When ScamShield detects a likely scam, it launches a full alert pipeline:

  • Google Nest plays a spoken warning—we can use a fixed safety script or, when enabled, a short script tailored to the call (see below).
  • LEDs and a buzzer give immediate local feedback.
  • A SenseCAP display shows the alert state.
  • Trusted family members receive notifications (WhatsApp in our pipeline).
  • The event is logged locally and synced so a secure family dashboard can show what happened.

The user can also trigger the same pipeline manually with a physical button if something feels suspicious before the system catches it.

How we built it

We built ScamShield as a full hardware-plus-software system.

On the Raspberry Pi (Python) we handle end-to-end real-time processing: audio capture, speech-to-text (speech to text is local), scam scoring, hardware control, alert delivery, local SQLite storage, and a FastAPI server for the dashboard and health checks.

Detection with Gemini + keywords

We send rolling transcript chunks (with conversation context) to the Google Gemini API to get a 0–100 risk score and a short analyst-style reason—for example, impersonation, pressure to pay, or gift-card demands. That keeps the system adaptable to phrasing that simple rules would miss. We also run a keyword fallback on the current chunk so that if the model is slow or unavailable, we still have a deterministic signal. Alerts fire when the score crosses a threshold or enough keywords match, tuned so we react quickly without crying wolf on every odd phrase.

Voice on the Nest with ElevenLabs

For the Google Nest audio warning, we use ElevenLabs text-to-speech: we generate a cached default clip at startup, and on each alert we can synthesize fresh speech from the same voice. In dynamic mode, Gemini writes a short, calm spoken script from the transcript + score + reason (with safety rules so we don’t echo scammer tactics verbatim). That text is sent to ElevenLabs, written to warning.mp3, and streamed over HTTP to the Nest so Chromecast can play it. We added cache-busting on the URL so the speaker doesn’t replay an old clip when the file on disk updates.

Family dashboard

For the family-facing side, we built a secure dashboard in Next.js with TypeScript and Auth0. It shows device status, recent alerts, transcripts, and timestamps so trusted family members can monitor what happened from anywhere. We deployed it with Vercel and used ngrok (or similar) so the hosted app can reach the Pi’s API securely over HTTPS without exposing the home network.

Challenges we ran into

Our biggest challenge was integrating many moving pieces into one reliable experience. We were not just building a web app or a hardware prototype in isolation. We had to connect live audio, local STT, Gemini scoring, GPIO hardware, Nest playback over the LAN, ElevenLabs latency and API quotas, SMS delivery, a secure dashboard, remote tunneling, and deployment in a hackathon timeline.
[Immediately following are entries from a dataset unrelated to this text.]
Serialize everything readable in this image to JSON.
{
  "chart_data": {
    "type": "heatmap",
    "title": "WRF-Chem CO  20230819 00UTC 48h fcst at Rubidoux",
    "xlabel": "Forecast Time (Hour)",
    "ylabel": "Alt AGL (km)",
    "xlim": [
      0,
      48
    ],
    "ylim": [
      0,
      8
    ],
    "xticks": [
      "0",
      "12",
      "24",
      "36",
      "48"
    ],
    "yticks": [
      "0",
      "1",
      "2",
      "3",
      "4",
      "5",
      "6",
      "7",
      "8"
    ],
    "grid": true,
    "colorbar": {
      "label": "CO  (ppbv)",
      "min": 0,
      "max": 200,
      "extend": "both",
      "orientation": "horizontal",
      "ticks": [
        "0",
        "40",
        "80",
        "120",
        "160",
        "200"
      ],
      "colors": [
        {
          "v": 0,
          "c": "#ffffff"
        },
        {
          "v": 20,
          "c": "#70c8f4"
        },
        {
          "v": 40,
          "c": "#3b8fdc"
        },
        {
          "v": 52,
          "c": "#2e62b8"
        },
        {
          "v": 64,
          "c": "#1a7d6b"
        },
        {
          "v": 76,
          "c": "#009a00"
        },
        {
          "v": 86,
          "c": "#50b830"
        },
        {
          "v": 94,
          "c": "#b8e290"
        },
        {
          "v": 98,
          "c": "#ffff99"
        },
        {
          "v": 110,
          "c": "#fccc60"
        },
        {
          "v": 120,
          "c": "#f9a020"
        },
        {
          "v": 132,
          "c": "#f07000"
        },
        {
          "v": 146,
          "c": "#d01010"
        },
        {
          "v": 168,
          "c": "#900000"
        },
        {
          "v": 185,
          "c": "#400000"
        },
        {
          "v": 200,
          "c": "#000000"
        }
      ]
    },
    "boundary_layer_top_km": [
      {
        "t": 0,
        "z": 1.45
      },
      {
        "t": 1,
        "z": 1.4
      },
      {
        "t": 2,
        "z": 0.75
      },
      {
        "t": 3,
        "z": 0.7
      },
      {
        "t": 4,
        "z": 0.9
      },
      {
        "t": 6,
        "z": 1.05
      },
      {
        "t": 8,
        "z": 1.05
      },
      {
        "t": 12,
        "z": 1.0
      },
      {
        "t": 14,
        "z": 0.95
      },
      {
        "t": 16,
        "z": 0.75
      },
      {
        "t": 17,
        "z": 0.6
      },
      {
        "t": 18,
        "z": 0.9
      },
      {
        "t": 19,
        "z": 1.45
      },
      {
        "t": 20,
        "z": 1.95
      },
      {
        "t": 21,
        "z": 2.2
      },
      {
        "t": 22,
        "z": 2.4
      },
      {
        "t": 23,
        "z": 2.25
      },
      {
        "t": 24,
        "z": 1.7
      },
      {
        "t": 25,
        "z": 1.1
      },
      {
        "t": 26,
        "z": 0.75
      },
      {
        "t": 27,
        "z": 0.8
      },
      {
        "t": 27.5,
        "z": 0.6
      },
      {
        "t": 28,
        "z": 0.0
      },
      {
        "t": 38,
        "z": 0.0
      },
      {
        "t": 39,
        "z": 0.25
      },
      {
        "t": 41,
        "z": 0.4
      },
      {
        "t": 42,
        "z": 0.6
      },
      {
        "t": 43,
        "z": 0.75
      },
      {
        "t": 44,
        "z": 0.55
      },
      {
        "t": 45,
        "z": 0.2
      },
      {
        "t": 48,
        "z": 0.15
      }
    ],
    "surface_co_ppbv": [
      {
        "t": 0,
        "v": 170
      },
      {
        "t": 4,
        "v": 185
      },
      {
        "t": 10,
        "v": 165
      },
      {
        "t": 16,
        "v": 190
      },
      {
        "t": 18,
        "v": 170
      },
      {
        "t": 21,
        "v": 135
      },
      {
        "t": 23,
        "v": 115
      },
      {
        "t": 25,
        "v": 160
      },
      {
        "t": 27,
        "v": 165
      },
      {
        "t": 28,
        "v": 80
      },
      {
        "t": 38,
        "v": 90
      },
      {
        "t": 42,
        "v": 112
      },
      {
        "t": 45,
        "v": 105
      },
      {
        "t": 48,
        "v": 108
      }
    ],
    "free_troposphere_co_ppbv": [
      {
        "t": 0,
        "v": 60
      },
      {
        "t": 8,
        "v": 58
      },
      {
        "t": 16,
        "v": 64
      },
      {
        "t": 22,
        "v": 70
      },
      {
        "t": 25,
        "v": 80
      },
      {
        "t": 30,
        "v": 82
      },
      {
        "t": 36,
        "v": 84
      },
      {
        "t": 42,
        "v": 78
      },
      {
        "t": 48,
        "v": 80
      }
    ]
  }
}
We also had to balance sensitivity and reliability: react fast enough to help, but not alert on every odd phrase. Wiring Gemini + keywords + cooldowns and rolling context helped. Debugging Auth0, cloud deployment, device ↔ dashboard connectivity, and custom domain setup while keeping the product understandable for non-technical users was its own sprint.

We also intended to use the SenseCap Indicator to provide a more friendly way for our users to interface with ScamShield, but our unit was DOA during testing.

What we learned

We learned how to build a real-time system that bridges hardware, AI (Gemini for reasoning, ElevenLabs for natural voice), backend services, and frontend product design. We gained experience with Raspberry Pi integration, streaming-style event pipelines, secure authentication, dashboard deployment, and designing for accessibility in a high-stakes context.

Most importantly, we learned that for a product like this, accuracy is only part of the challenge. Trust, clarity, and speed matter just as much. A scam warning only helps if it reaches the user in a way that is immediate, understandable, and actionable—whether that is a clear voice on the Nest, a flash of red, or a text to family. That idea shaped every part of ScamShield.